El legañoso clarear del alba me sorprendió postrado entre las heces y la orina de mi soledad emponzoñada. Hasta ahora, la silla de ruedas había sido mi bastón, mi camino, mi compañera, pero ¡cuán equivocado estaba! La silla de rueda a dos pasos de mí me negaba su compañía. Me sentí completamente solo y abandonado. Si hubiese podido le hubiese escupido a la cara como se hace con el peor de los amigos que se resiste a prestarte ayuda. Miré de nuevo el reloj, mi único consuelo. Tuve que limpiar con mi barbilla la esfera de excrementos untada. Era la hora del dominó con los amigos pensionistas. Habían transcurrido 24 horas desde mi caída. Y yo aún andaba metido y pintado en cuadro tan abyecto como indigno.

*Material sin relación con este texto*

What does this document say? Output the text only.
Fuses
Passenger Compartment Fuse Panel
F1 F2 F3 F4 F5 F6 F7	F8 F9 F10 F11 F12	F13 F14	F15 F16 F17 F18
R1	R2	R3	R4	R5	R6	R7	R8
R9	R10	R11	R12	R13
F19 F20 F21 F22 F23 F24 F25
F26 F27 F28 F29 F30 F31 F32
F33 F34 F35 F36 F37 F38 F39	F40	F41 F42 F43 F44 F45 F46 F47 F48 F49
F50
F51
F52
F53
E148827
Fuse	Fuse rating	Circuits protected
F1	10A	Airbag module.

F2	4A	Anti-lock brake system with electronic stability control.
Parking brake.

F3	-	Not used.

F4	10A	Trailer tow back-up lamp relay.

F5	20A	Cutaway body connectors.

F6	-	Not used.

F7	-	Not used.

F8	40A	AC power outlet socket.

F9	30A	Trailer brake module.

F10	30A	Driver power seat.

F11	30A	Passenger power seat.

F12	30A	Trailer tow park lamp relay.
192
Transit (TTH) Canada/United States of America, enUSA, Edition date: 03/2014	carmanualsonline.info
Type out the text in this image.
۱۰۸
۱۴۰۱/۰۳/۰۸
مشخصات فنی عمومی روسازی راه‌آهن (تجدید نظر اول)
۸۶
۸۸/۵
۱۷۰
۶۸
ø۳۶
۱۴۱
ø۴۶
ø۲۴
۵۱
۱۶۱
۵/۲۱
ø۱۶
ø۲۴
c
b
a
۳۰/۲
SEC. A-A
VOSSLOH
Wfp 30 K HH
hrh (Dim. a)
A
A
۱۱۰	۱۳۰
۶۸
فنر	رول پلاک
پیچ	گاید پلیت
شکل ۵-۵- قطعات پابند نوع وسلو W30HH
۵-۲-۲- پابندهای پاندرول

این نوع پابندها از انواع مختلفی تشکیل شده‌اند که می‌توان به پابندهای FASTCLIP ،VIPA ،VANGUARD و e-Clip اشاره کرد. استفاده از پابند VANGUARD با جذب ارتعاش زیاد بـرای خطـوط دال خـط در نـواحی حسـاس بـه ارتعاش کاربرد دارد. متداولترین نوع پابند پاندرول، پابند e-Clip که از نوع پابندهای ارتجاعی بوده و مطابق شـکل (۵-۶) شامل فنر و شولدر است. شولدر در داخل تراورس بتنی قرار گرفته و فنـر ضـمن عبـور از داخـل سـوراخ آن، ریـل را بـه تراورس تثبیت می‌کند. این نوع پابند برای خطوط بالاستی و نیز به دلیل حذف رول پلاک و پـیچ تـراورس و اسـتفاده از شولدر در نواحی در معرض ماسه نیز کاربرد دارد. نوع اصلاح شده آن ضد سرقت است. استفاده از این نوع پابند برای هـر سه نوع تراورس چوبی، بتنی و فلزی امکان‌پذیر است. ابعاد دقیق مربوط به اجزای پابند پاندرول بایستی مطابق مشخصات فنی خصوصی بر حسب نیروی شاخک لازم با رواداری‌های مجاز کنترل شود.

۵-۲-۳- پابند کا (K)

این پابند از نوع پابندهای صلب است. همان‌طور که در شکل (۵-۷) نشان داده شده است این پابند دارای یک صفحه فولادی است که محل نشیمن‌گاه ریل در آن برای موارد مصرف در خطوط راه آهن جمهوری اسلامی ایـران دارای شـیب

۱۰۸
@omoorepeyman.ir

Los amigos de la partida del bar me echaron en falta. Después de no encontrar pareja para la partida, vinieron a casa a buscarme. Pero en lugar de llevarme con ellos al bar, me trajeron a este hospital. El doctor que me asiste no las tiene todas consigo. Me dice que, más allá de tener roto el volante cerebral de mi cuerpo, lo que le preocupa ahora es el estado de mi hipotálamo. El escáner refleja una lesión en la zona que regula los ritmos biológicos, así como la sensación del tiempo y la percepción del día y de la noche. Yo al escuchar al médico en seguida me puse en guardia. Y lo primero que se me ocurrió fue mirar el reloj que aún conservo en mi muñeca. Las enfermeras insistieron en que me lo quitara. Me resistí:
¡Ni hablar! Puede que la silla de rueda me haya abandonado, pero no permitiré que el reloj me deje solo ni un segundo. Y es más, si algo me pasara, les pido por favor que coloquen este reloj en marcha al pie de mi tumba. Quisiera escuchar su tic tac por toda la eternidad.
Estremecedor, Juan, porque podría ser verdad.